Malcolm, who left her position at the LGU towards the end of 2014, told Scottish Club Golfer that she ‘believes in amalgamation when it is in the best interests of the game’, which she says the SGU and SLGA merger is.
SEXISM
However, she insisted that getting the constituent voting members of each organisation to agree to the move is just the first of many hurdles that will need to be negotiated.
“There are unquestionably going to be many challenges to come,” said Malcolm, voicing her concern over what she sees as the continuing problem of ‘everyday sexism’ in some golf clubs, with both sexes at fault.
“Don’t get me wrong, things are improving and it’s nowhere near as bad as it used to be,” she noted. “However, those attitudes still exist in certain places and we need to tackle them.”
Malcolm added that encouraging women to become more ‘actively involved’ in the governance of the game would be vital to amalgamation delivering on its equality of delivering equal governance, not divided along gender lines.
“I attended the R&A’s most recent Quadrennial Rules Conference in St Andrews in 2011,” she recalled. “I remember looking around the room and noticed that many nations - including those with amalgamated governance, like England, Wales, New Zealand and Australia - were all represented by two men. Where is the future for women’s golf? Well, it wasn’t in that room, that’s for certain.
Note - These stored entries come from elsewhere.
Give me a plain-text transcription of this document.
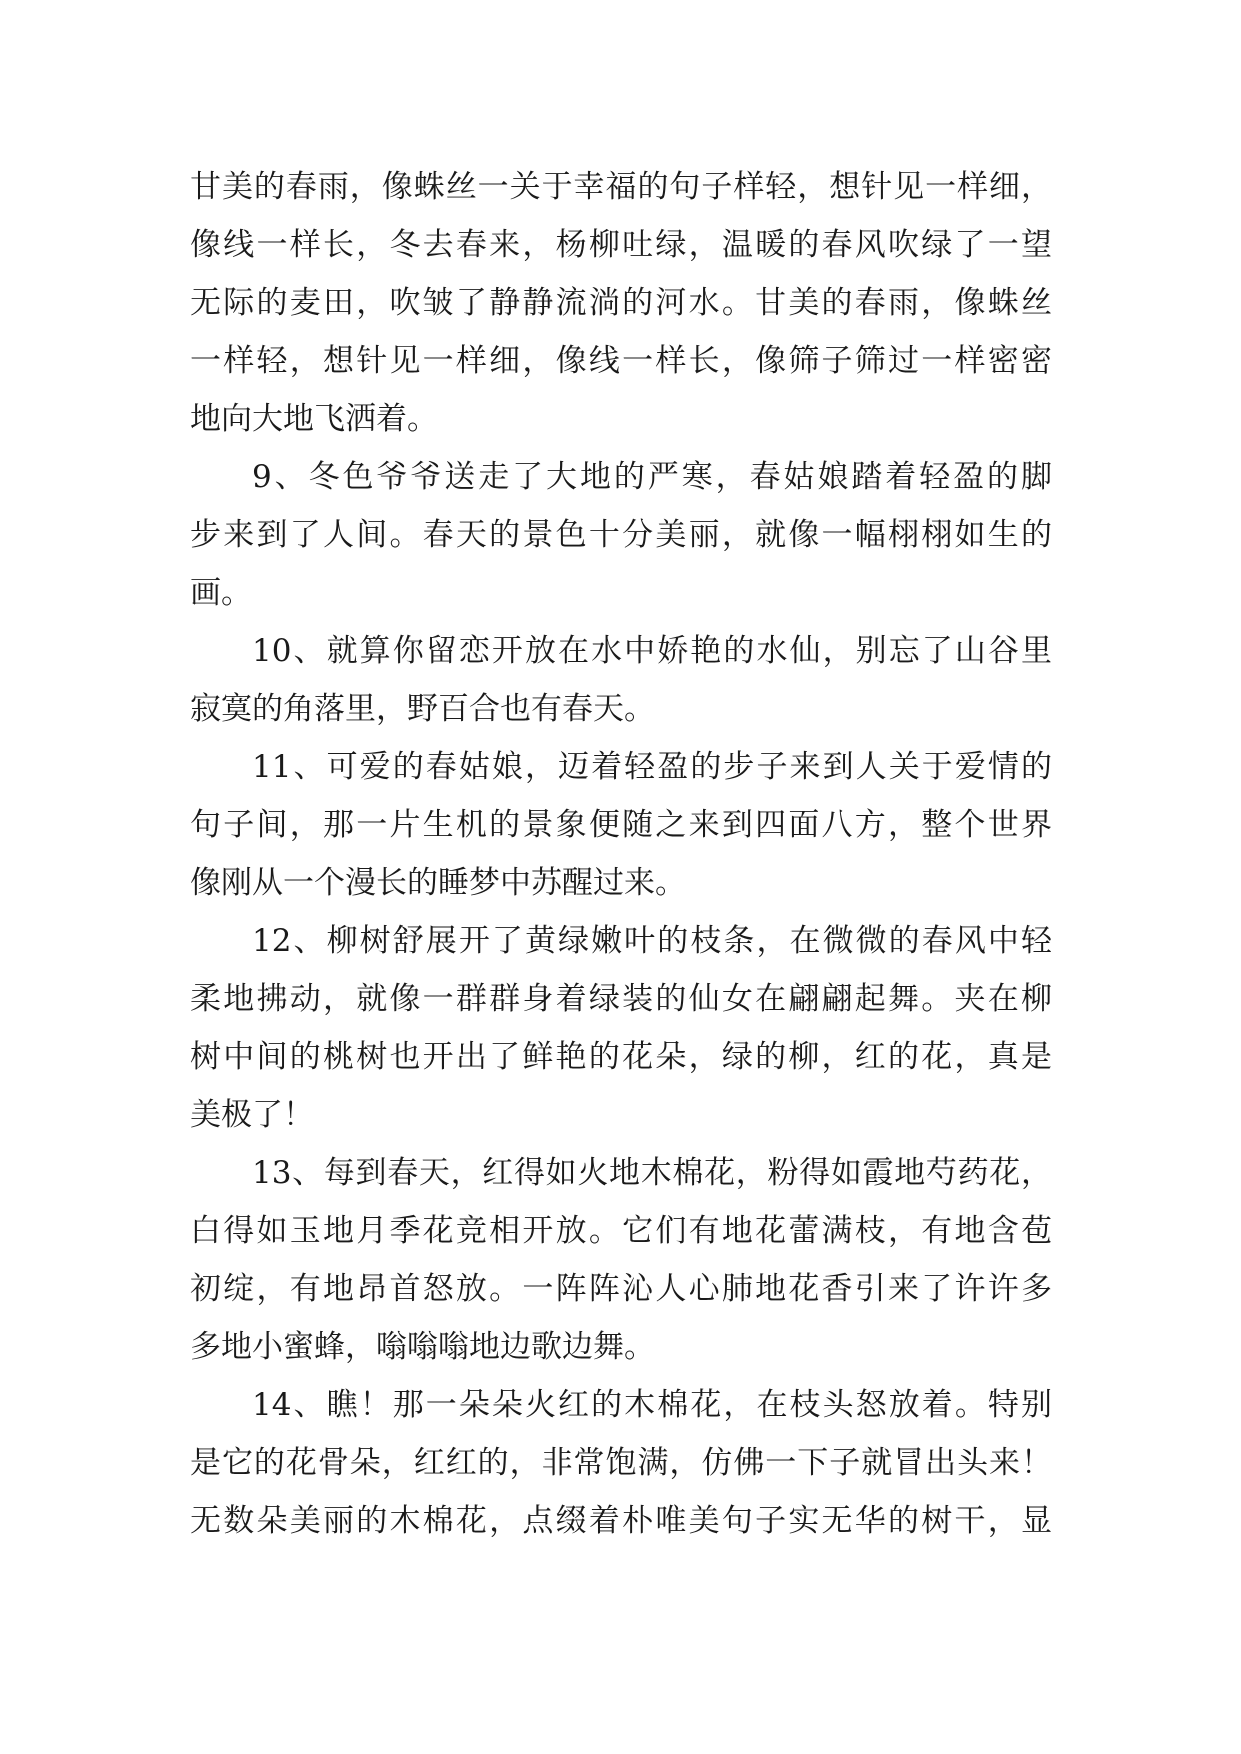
甘美的春雨，像蛛丝一关于幸福的句子样轻，想针见一样细，
像线一样长，冬去春来，杨柳吐绿，温暖的春风吹绿了一望
无际的麦田，吹皱了静静流淌的河水。甘美的春雨，像蛛丝
一样轻，想针见一样细，像线一样长，像筛子筛过一样密密
地向大地飞洒着。
9、冬色爷爷送走了大地的严寒，春姑娘踏着轻盈的脚
步来到了人间。春天的景色十分美丽，就像一幅栩栩如生的
画。
10、就算你留恋开放在水中娇艳的水仙，别忘了山谷里
寂寞的角落里，野百合也有春天。
11、可爱的春姑娘，迈着轻盈的步子来到人关于爱情的
句子间，那一片生机的景象便随之来到四面八方，整个世界
像刚从一个漫长的睡梦中苏醒过来。
12、柳树舒展开了黄绿嫩叶的枝条，在微微的春风中轻
柔地拂动，就像一群群身着绿装的仙女在翩翩起舞。夹在柳
树中间的桃树也开出了鲜艳的花朵，绿的柳，红的花，真是
美极了！
13、每到春天，红得如火地木棉花，粉得如霞地芍药花，
白得如玉地月季花竞相开放。它们有地花蕾满枝，有地含苞
初绽，有地昂首怒放。一阵阵沁人心肺地花香引来了许许多
多地小蜜蜂，嗡嗡嗡地边歌边舞。
14、瞧！那一朵朵火红的木棉花，在枝头怒放着。特别
是它的花骨朵，红红的，非常饱满，仿佛一下子就冒出头来！
无数朵美丽的木棉花，点缀着朴唯美句子实无华的树干，显
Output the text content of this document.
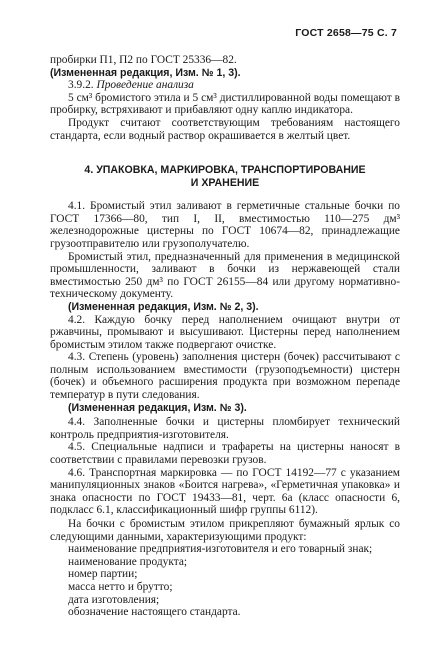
ГОСТ 2658—75 С. 7

пробирки П1, П2 по ГОСТ 25336—82.

(Измененная редакция, Изм. № 1, 3).

3.9.2. Проведение анализа

5 см³ бромистого этила и 5 см³ дистиллированной воды помещают в пробирку, встряхивают и прибавляют одну каплю индикатора.

Продукт считают соответствующим требованиям настоящего стандарта, если водный раствор окрашивается в желтый цвет.

4. УПАКОВКА, МАРКИРОВКА, ТРАНСПОРТИРОВАНИЕ
И ХРАНЕНИЕ

4.1. Бромистый этил заливают в герметичные стальные бочки по ГОСТ 17366—80, тип I, II, вместимостью 110—275 дм³ железнодорожные цистерны по ГОСТ 10674—82, принадлежащие грузоотправителю или грузополучателю.

Бромистый этил, предназначенный для применения в медицинской промышленности, заливают в бочки из нержавеющей стали вместимостью 250 дм³ по ГОСТ 26155—84 или другому нормативно-техническому документу.

(Измененная редакция, Изм. № 2, 3).

4.2. Каждую бочку перед наполнением очищают внутри от ржавчины, промывают и высушивают. Цистерны перед наполнением бромистым этилом также подвергают очистке.

4.3. Степень (уровень) заполнения цистерн (бочек) рассчитывают с полным использованием вместимости (грузоподъемности) цистерн (бочек) и объемного расширения продукта при возможном перепаде температур в пути следования.

(Измененная редакция, Изм. № 3).

4.4. Заполненные бочки и цистерны пломбирует технический контроль предприятия-изготовителя.

4.5. Специальные надписи и трафареты на цистерны наносят в соответствии с правилами перевозки грузов.

4.6. Транспортная маркировка — по ГОСТ 14192—77 с указанием манипуляционных знаков «Боится нагрева», «Герметичная упаковка» и знака опасности по ГОСТ 19433—81, черт. 6а (класс опасности 6, подкласс 6.1, классификационный шифр группы 6112).

На бочки с бромистым этилом прикрепляют бумажный ярлык со следующими данными, характеризующими продукт:

наименование предприятия-изготовителя и его товарный знак;

наименование продукта;

номер партии;

масса нетто и брутто;

дата изготовления;

обозначение настоящего стандарта.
So that’s an issue, too.”
DISCUSSED
Prestwick-based Malcolm, a qualified chartered accountant, has been involved in various positions in golf administration over the last few decades, including many roles at the SLGA where, she says, amalgamation had been discussed as far back as the late 1990s.
In her role as the chair of the Scottish ‘One Plan For Golf’ steering group, she helped to get the issue back on the agenda and was involved in formulating the initial amalgamation proposal, which failed in May 2011.
Far from being a slight on Scottish golf’s reputation, however, she sees that initial hiccup as a ‘necessary evil’.
“I think that helped the SGU, in particular, to clear a couple of devil’s off their shoulders,” she said. “Besides, what we have now - with 100% agreement on both sides - gives the perfect platform to move forward. It’s necessary, too, because the SLGA was probably not going to be sustainable much longer in its current form and that’s a challenge that would have had to be overcome. So, this is definitely a good move but, like I say, it’s only the beginning.”